1. Check for MSVC, CMake, Ninja, Meson, and NumPy
2. Automatically install pip-based tools (CMake, Ninja, Meson, NumPy) if missing
3. Detect Visual Studio installations and provide activation instructions
4. Proceed to scan and install missing dependencies

### Build System Preferences

By default, `deptry-auto` will use the first available build system it finds.
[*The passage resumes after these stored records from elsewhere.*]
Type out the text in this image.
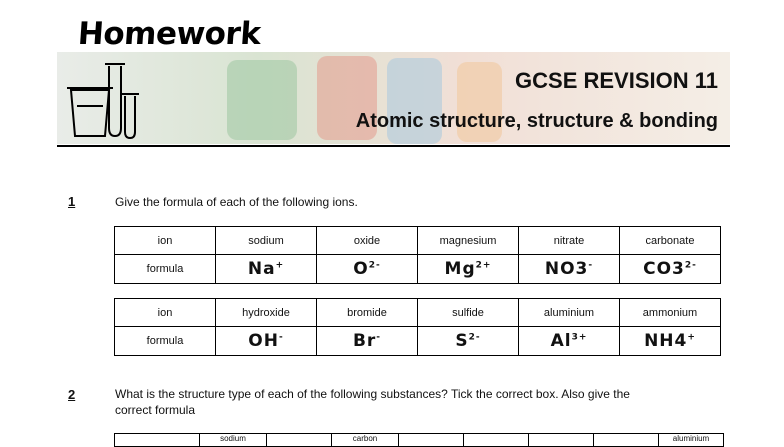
Homework
GCSE REVISION 11
Atomic structure, structure & bonding
1	Give the formula of each of the following ions.
ion	sodium	oxide	magnesium	nitrate	carbonate
formula	Na+	$O^{2-}$	$Mg^{2+}$	NO3-	$CO3^{2-}$
ion	hydroxide	bromide	sulfide	aluminium	ammonium
formula	OH-	Br-	$S^{2-}$	$Al^{3+}$	NH4+
2	What is the structure type of each of the following substances? Tick the correct box. Also give the
correct formula
	sodium		carbon					aluminium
You can specify a preference:

```bash
# Prefer Ninja as the build system
deptry-auto --build-pref ninja

# Prefer CMake with auto-bootstrap
deptry-auto --build-pref cmake --auto-bootstrap

# Strategy: tries local tools first, falls back to alternatives if preferred unavailable
deptry-auto --build-pref msvc  # Will use MSVC if available, otherwise tries other tools
```

Available build systems: `msvc`, `cmake`, `ninja`, `meson`

The resolution strategy:

1. **Find available local tools** on your system
2. **If preferred is specified**, use it if available
3. **Otherwise use first available** tool (fails gracefully if none available)
4. **With `--auto-bootstrap`**, missing tools are installed automatically

If auto-bootstrap doesn't work or you prefer manual control:

This installs:

- **CMake** - Build system generator
- **Ninja** - Fast C++ build system
- **Meson** - Modern build system (used by scikit-image, etc.)
- **NumPy** - Dependency for scientific packages

### What You Still Need Manually

**Microsoft Visual C++ Compiler (MSVC)** - Cannot be installed via pip, requires:

1. Download [Visual Studio Community Edition](https://visualstudio.microsoft.com/downloads/) (free)
2. Run installer and select "Desktop development with C++"
3. After installation, activate MSVC in your terminal:

   ```powershell
   "C:\Program Files\Microsoft Visual Studio\2022\Community\VC\Auxiliary\Build\vcvars64.bat"
   ```

### Alternative: Use Older Python

If you're on Python 3.14, consider using Python 3.13 or 3.12 which have more pre-built wheels:

```bash
# Check what's available for your Python version
uv run python tests/test_imports.py
```

### Alternative: Use Conda

Conda has pre-built wheels for scientific packages:

```bash
conda install scikit-image opencv-python easyocr
```

## Testing

Verify your setup works:

```bash
# Test imports and build environment
uv run python tests/test_imports.py
```

This checks:

- Python version and platform
- Available build tools (MSVC, CMake, Ninja)
- Installed packages
- Specifically tests scikit-image

See `tests/README.md` for more details.

## Development

```bash
uv sync --group dev            # install dependencies
uv run pre-commit install      # install pre-commit hooks
uv run deptry-auto --dry-run .
```

The local pre-commit hook automatically bumps the patch version whenever a file under `src/` is staged. The first
commit attempt will therefore fail after the hook updates `pyproject.toml`; stage the modified file and re-run `git commit`.

Run the CLI against a throwaway project if you want to observe `uv add` in action.